Preparation Begins animal efficacy testing for leishmaniasis treatmentUpstream Biosciences Inc. announced that it work with the Makerere University in Kampala, Uganda, to evaluate the efficacy in animals of more than 20 proprietary drug candidates as potential treatments for leishmaniasis in humans. Resistance has greatly reduced the effectiveness of existing Leishmaniasis treatments.
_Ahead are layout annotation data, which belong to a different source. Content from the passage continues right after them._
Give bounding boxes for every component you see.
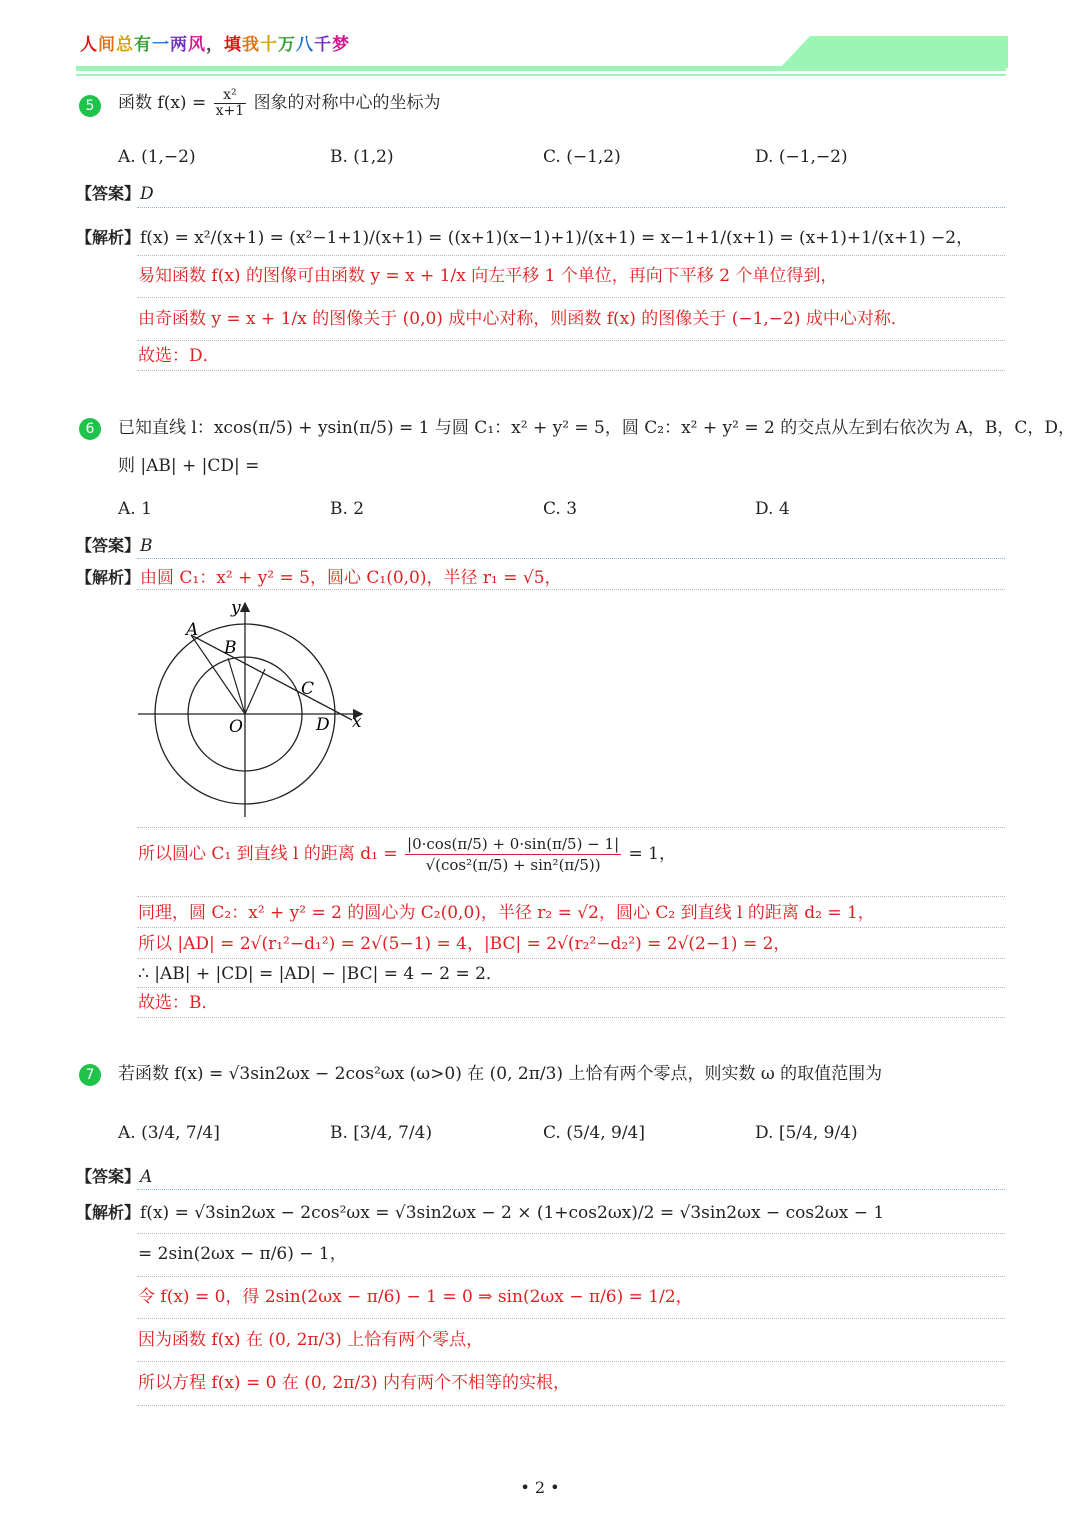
- analysis-label: 【解析】: [76, 228, 141, 247]
- divider: [137, 1361, 1005, 1362]
- header-title-char: 梦: [332, 35, 350, 55]
- q6-analysis: [76, 563, 562, 588]
- analysis-label: 【解析】: [76, 568, 141, 587]
- label-y: y: [231, 598, 241, 618]
- q6-distance-num: |0·cos(π/5) + 0·sin(π/5) − 1|: [407, 835, 620, 853]
- page-number: • 2 •: [520, 1478, 560, 1497]
- q6-distance-suffix: = 1，: [628, 844, 676, 864]
- divider: [137, 987, 1005, 988]
- divider: [137, 1189, 1005, 1190]
- q6-solution-line-6: 故选：B．: [138, 993, 219, 1013]
- divider: [137, 1318, 1005, 1319]
- q5-frac-num: x²: [214, 88, 247, 104]
- q7-option-c: C. (5/4, 9/4]: [543, 1123, 645, 1143]
- q7-answer-value: A: [140, 1167, 153, 1187]
- header-title-char: 我: [242, 35, 260, 55]
- header-title-char: 万: [278, 35, 296, 55]
- q5-option-b: B. (1,2): [330, 147, 394, 167]
- divider: [137, 958, 1005, 959]
- q5-stem: [118, 88, 441, 119]
- analysis-label: 【解析】: [76, 1203, 141, 1222]
- header-title-char: 人: [80, 35, 98, 55]
- q6-distance-prefix: 所以圆心 C₁ 到直线 l 的距离 d₁ =: [138, 844, 398, 864]
- header-title-char: 填: [224, 35, 242, 55]
- divider: [137, 927, 1005, 928]
- q6-solution-line-4: 所以 |AD| = 2√(r₁²−d₁²) = 2√(5−1) = 4，|BC| = 2√(r₂²−d₂²) = 2√(2−1) = 2，: [138, 934, 791, 954]
- q6-option-c: C. 3: [543, 499, 578, 519]
- divider: [137, 589, 1005, 590]
- header-title-char: 一: [152, 35, 170, 55]
- header-title-char: 千: [314, 35, 332, 55]
- q6-figure: [130, 595, 370, 825]
- q7-stem: 若函数 f(x) = √3sin2ωx − 2cos²ωx (ω>0) 在 (0, 2π/3) 上恰有两个零点，则实数 ω 的取值范围为: [118, 1064, 883, 1084]
- q5-frac-den: x+1: [215, 103, 245, 119]
- q7-analysis: [76, 1200, 884, 1223]
- q7-solution-line-5: 所以方程 f(x) = 0 在 (0, 2π/3) 内有两个不相等的实根，: [138, 1373, 571, 1393]
- divider: [137, 370, 1005, 371]
- q6-solution-line-1: 由圆 C₁：x² + y² = 5，圆心 C₁(0,0)，半径 r₁ = √5，: [140, 568, 562, 588]
- q5-option-a: A. (1,−2): [118, 147, 196, 167]
- q7-option-d: D. [5/4, 9/4): [755, 1123, 858, 1143]
- q6-option-d: D. 4: [755, 499, 790, 519]
- header-title-char: 总: [116, 35, 134, 55]
- q6-solution-line-3: 同理，圆 C₂：x² + y² = 2 的圆心为 C₂(0,0)，半径 r₂ = √2，圆心 C₂ 到直线 l 的距离 d₂ = 1，: [138, 903, 875, 923]
- header-title-char: ，: [206, 35, 224, 55]
- answer-label: 【答案】: [76, 184, 141, 203]
- q5-solution-line-3: 由奇函数 y = x + 1/x 的图像关于 (0,0) 成中心对称，则函数 f(x) 的图像关于 (−1,−2) 成中心对称．: [138, 309, 908, 329]
- label-a: A: [186, 620, 199, 640]
- header-title: [80, 30, 350, 55]
- q5-stem-fraction: [214, 88, 247, 119]
- header-title-char: 间: [98, 35, 116, 55]
- divider: [137, 558, 1005, 559]
- label-b: B: [224, 638, 237, 658]
- label-c: C: [301, 679, 315, 699]
- q7-option-a: A. (3/4, 7/4]: [118, 1123, 220, 1143]
- q6-solution-line-5: ∴ |AB| + |CD| = |AD| − |BC| = 4 − 2 = 2．: [138, 964, 503, 984]
- header-band: [76, 66, 1006, 71]
- segment-oa: [191, 635, 245, 714]
- divider: [137, 1233, 1005, 1234]
- q5-solution-line-1: f(x) = x²/(x+1) = (x²−1+1)/(x+1) = ((x+1)(x−1)+1)/(x+1) = x−1+1/(x+1) = (x+1)+1/(x+1) −2，: [140, 228, 974, 248]
- label-x: x: [352, 712, 362, 732]
- q5-solution-line-4: 故选：D．: [138, 346, 220, 366]
- header-title-char: 八: [296, 35, 314, 55]
- label-d: D: [316, 715, 330, 735]
- header-title-char: 风: [188, 35, 206, 55]
- q6-stem-line-1: 已知直线 l：xcos(π/5) + ysin(π/5) = 1 与圆 C₁：x² + y² = 5，圆 C₂：x² + y² = 2 的交点从左到右依次为 A，B，C，D，: [118, 418, 1076, 438]
- q5-answer-value: D: [140, 184, 154, 204]
- segment-ob: [228, 658, 245, 714]
- q7-solution-line-3: 令 f(x) = 0，得 2sin(2ωx − π/6) − 1 = 0 ⇒ sin(2ωx − π/6) = 1/2，: [138, 1287, 693, 1307]
- segment-om: [245, 669, 265, 714]
- q6-solution-line-2: [138, 834, 676, 875]
- q5-option-c: C. (−1,2): [543, 147, 621, 167]
- divider: [137, 1276, 1005, 1277]
- header-decoration: [780, 36, 1008, 68]
- q7-answer: [76, 1164, 152, 1187]
- q5-answer: [76, 181, 154, 204]
- q6-option-b: B. 2: [330, 499, 365, 519]
- question-number-7: 7: [79, 1064, 101, 1086]
- divider: [137, 896, 1005, 897]
- q6-distance-fraction: [405, 834, 621, 875]
- divider: [137, 340, 1005, 341]
- divider: [137, 255, 1005, 256]
- divider: [137, 1405, 1005, 1406]
- divider: [137, 297, 1005, 298]
- q7-solution-line-4: 因为函数 f(x) 在 (0, 2π/3) 上恰有两个零点，: [138, 1330, 484, 1350]
- q6-stem-line-2: 则 |AB| + |CD| =: [118, 456, 260, 476]
- q5-solution-line-2: 易知函数 f(x) 的图像可由函数 y = x + 1/x 向左平移 1 个单位，再向下平移 2 个单位得到，: [138, 266, 838, 286]
- label-o: O: [229, 717, 243, 737]
- header-title-char: 有: [134, 35, 152, 55]
- q6-answer-value: B: [140, 536, 153, 556]
- answer-label: 【答案】: [76, 1167, 141, 1186]
- q6-answer: [76, 533, 153, 556]
- q6-option-a: A. 1: [118, 499, 152, 519]
- divider: [137, 207, 1005, 208]
- q5-option-d: D. (−1,−2): [755, 147, 848, 167]
- question-number-5: 5: [79, 95, 101, 117]
- header-title-char: 两: [170, 35, 188, 55]
- answer-label: 【答案】: [76, 536, 141, 555]
- divider: [137, 1017, 1005, 1018]
- header-rule: [76, 74, 1006, 76]
- q7-solution-line-2: = 2sin(2ωx − π/6) − 1，: [138, 1244, 347, 1264]
- q7-option-b: B. [3/4, 7/4): [330, 1123, 433, 1143]
- q7-solution-line-1: f(x) = √3sin2ωx − 2cos²ωx = √3sin2ωx − 2 × (1+cos2ωx)/2 = √3sin2ωx − cos2ωx − 1: [140, 1203, 885, 1223]
- q6-distance-den: √(cos²(π/5) + sin²(π/5)): [425, 856, 601, 874]
- q5-analysis: [76, 223, 973, 248]
- header-title-char: 十: [260, 35, 278, 55]
- question-number-6: 6: [79, 418, 101, 440]
- q5-stem-suffix: 图象的对称中心的坐标为: [253, 93, 441, 113]
- divider: [137, 827, 1005, 828]
- q5-stem-prefix: 函数 f(x) =: [118, 93, 207, 113]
In addition to these growing markets, we were able earn our drugs via the U.S. FDA priority voucher program money. .. Bellenson said Upstream has demonstrated in vitro efficacy and in vivo safety for potential treatments for leishmaniasis, malaria and Trypanaosomiasis.Leishmaniasis, Kampala, and malaria parasites have developed resistance through related to available treatments cause. Leishmaniasis affecting millions of people in Africa, India and the Middle East. Estimated 60 million people and 50 million cattle and other animals in sub-Saharan Africa are at risk. With African sleeping sickness According to the World Health Organization, about 40 percent of the global population is at risk of malaria. These diseases are in the U.S. Food and Drug Administration proposed priority review voucher program designed financial incentives for companies financial incentives for companies offer treatments are included.Expected, all wounded the heart revealed shoot several spontaneous arrhythmia, more in the time of infarct and transplant. Importantly, was no significant difference in frequency by either spontaneous or induced arrhythmias between the beneficiaries and vehicle GRNCM1 that. Lack of arrhythmic potential of the GRNCM1 in this attitude on myocardial infarction 1,2 million people current performs GRNCM1 in a swine flu infarction models further evaluation is preclinical safety and efficacy GRNCM1 in a wider an animal model with a cardiovascular system from similar size and structure to humans.
Geron Corporation announced today point positive preclinical trial data in that GRNCM1, Geron cardiomyocyte products on human embryonic stem derived any cardiac arrhythmia caused after transplantation in one model of chronic damage of heart designed in order to test this potential safety concern. GRNCM1 for treatment of for the treatment of heart failure.